What is the issue?
Since you wrote "please," let's go back to the original quote.
Q: Do you think people are inherently racist?
Morrissey: Yes. I don't want to sound horrible or pessimistic but I don't really think, for instance, black people and white people will ever really get on or like each other. I don't really think they ever will. The French will never like the English. The English will never like the French. That tunnel will collapse.
THE INTERVIEWER ASKS "DO YOU THINK PEOPLE ARE INHERENTLY RACIST. HE REPLIES "YES."
Now maybe he meant, "except for me." So, moving ahead, "I don't really think, for instance, black people and white people will ever really get on or like each other."
Race is a fairly modern concept, only about five hundred years old. It originally was used to mean "ethnic group" or nationality, but for a little less than two hundred years it came to be used to classify humans into groups regardless of nationality or ethnic group. Contemporary anthropologists debate whether "race" is something that exists, but that's another story. For the purposes of this discussion we can all pretty much recognize what is meant by "black" and "white" although, of course there is a spectrum.
So, for the purposes of discussion if we accept as a given that there is a "black" race and a "white" race, the idea that individuals in these groups, classified by race, can never get on or like each other, is clearly a racist idea. He is saying that there are differences in billions of individuals that can be defined, literally, by the color of their skin, and that these people share such unnamed similarities and differences, that going by the color of their skin alone, it is impossible to believe that they can "like each other."

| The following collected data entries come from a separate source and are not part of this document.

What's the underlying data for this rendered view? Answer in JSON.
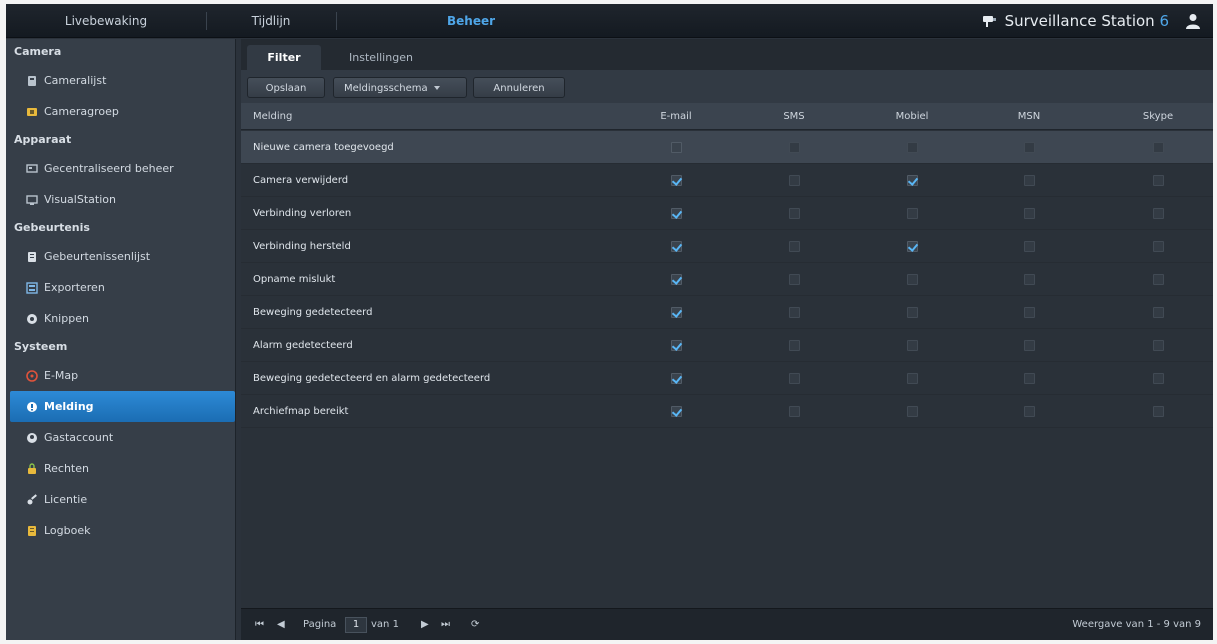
{
  "topbar": {
    "tabs": [
      "Livebewaking",
      "Tijdlijn",
      "Beheer"
    ],
    "brand": "Surveillance Station",
    "version": "6"
  },
  "sidebar": {
    "categories": [
      {
        "label": "Camera",
        "items": [
          {
            "label": "Cameralijst",
            "icon": "camera-icon"
          },
          {
            "label": "Cameragroep",
            "icon": "folder-icon"
          }
        ]
      },
      {
        "label": "Apparaat",
        "items": [
          {
            "label": "Gecentraliseerd beheer",
            "icon": "monitor-icon"
          },
          {
            "label": "VisualStation",
            "icon": "screen-icon"
          }
        ]
      },
      {
        "label": "Gebeurtenis",
        "items": [
          {
            "label": "Gebeurtenissenlijst",
            "icon": "list-icon"
          },
          {
            "label": "Exporteren",
            "icon": "export-icon"
          },
          {
            "label": "Knippen",
            "icon": "scissors-icon"
          }
        ]
      },
      {
        "label": "Systeem",
        "items": [
          {
            "label": "E-Map",
            "icon": "map-pin-icon"
          },
          {
            "label": "Melding",
            "icon": "bell-icon",
            "active": true
          },
          {
            "label": "Gastaccount",
            "icon": "user-icon"
          },
          {
            "label": "Rechten",
            "icon": "lock-icon"
          },
          {
            "label": "Licentie",
            "icon": "key-icon"
          },
          {
            "label": "Logboek",
            "icon": "log-icon"
          }
        ]
      }
    ]
  },
  "tabs": {
    "filter": "Filter",
    "instellingen": "Instellingen"
  },
  "toolbar": {
    "opslaan": "Opslaan",
    "meldingsschema": "Meldingsschema",
    "annuleren": "Annuleren"
  },
  "table": {
    "headers": [
      "Melding",
      "E-mail",
      "SMS",
      "Mobiel",
      "MSN",
      "Skype"
    ],
    "rows": [
      {
        "name": "Nieuwe camera toegevoegd",
        "values": [
          false,
          false,
          false,
          false,
          false
        ],
        "selected": true
      },
      {
        "name": "Camera verwijderd",
        "values": [
          true,
          false,
          true,
          false,
          false
        ]
      },
      {
        "name": "Verbinding verloren",
        "values": [
          true,
          false,
          false,
          false,
          false
        ]
      },
      {
        "name": "Verbinding hersteld",
        "values": [
          true,
          false,
          true,
          false,
          false
        ]
      },
      {
        "name": "Opname mislukt",
        "values": [
          true,
          false,
          false,
          false,
          false
        ]
      },
      {
        "name": "Beweging gedetecteerd",
        "values": [
          true,
          false,
          false,
          false,
          false
        ]
      },
      {
        "name": "Alarm gedetecteerd",
        "values": [
          true,
          false,
          false,
          false,
          false
        ]
      },
      {
        "name": "Beweging gedetecteerd en alarm gedetecteerd",
        "values": [
          true,
          false,
          false,
          false,
          false
        ]
      },
      {
        "name": "Archiefmap bereikt",
        "values": [
          true,
          false,
          false,
          false,
          false
        ]
      }
    ]
  },
  "pagination": {
    "page_label": "Pagina",
    "page_value": "1",
    "of_label": "van 1",
    "status": "Weergave van 1 - 9 van 9"
  },
  "colors": {
    "accent": "#4fa6e8",
    "active_item": "#2d8ad6",
    "background": "#2a3139"
  }
}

If I say that I can never like a "black" person because I am a "white" person, that's clearly a racist idea.
Then he goes into Nationalism, with "The English will never like the French." Again, speaking of groups of diverse individuals as if they all share some characteristics that will make them "never like each other." The two sentences demonstrate clearly that he has ideas that are racist and xenophobic. I'm aware this is the man who wrote"Is evil just something you are or something you do?" so maybe he can have racist ideas and not be a racist, but you asked how the quote itself is racist, and it very clearly is
If you don't understand my point, read again, "Do you think people (which I take to mean people in general, Morrissey included) are inherently (born with, not taught) racist?" and he answers not, "Sadly, yes," or "I would hope not," or "It's something we're taught but it can be overcome," or anything like that. He answers, "Yes." and then gives a couple of examples with no reasons given as to how he has come to those conclusions.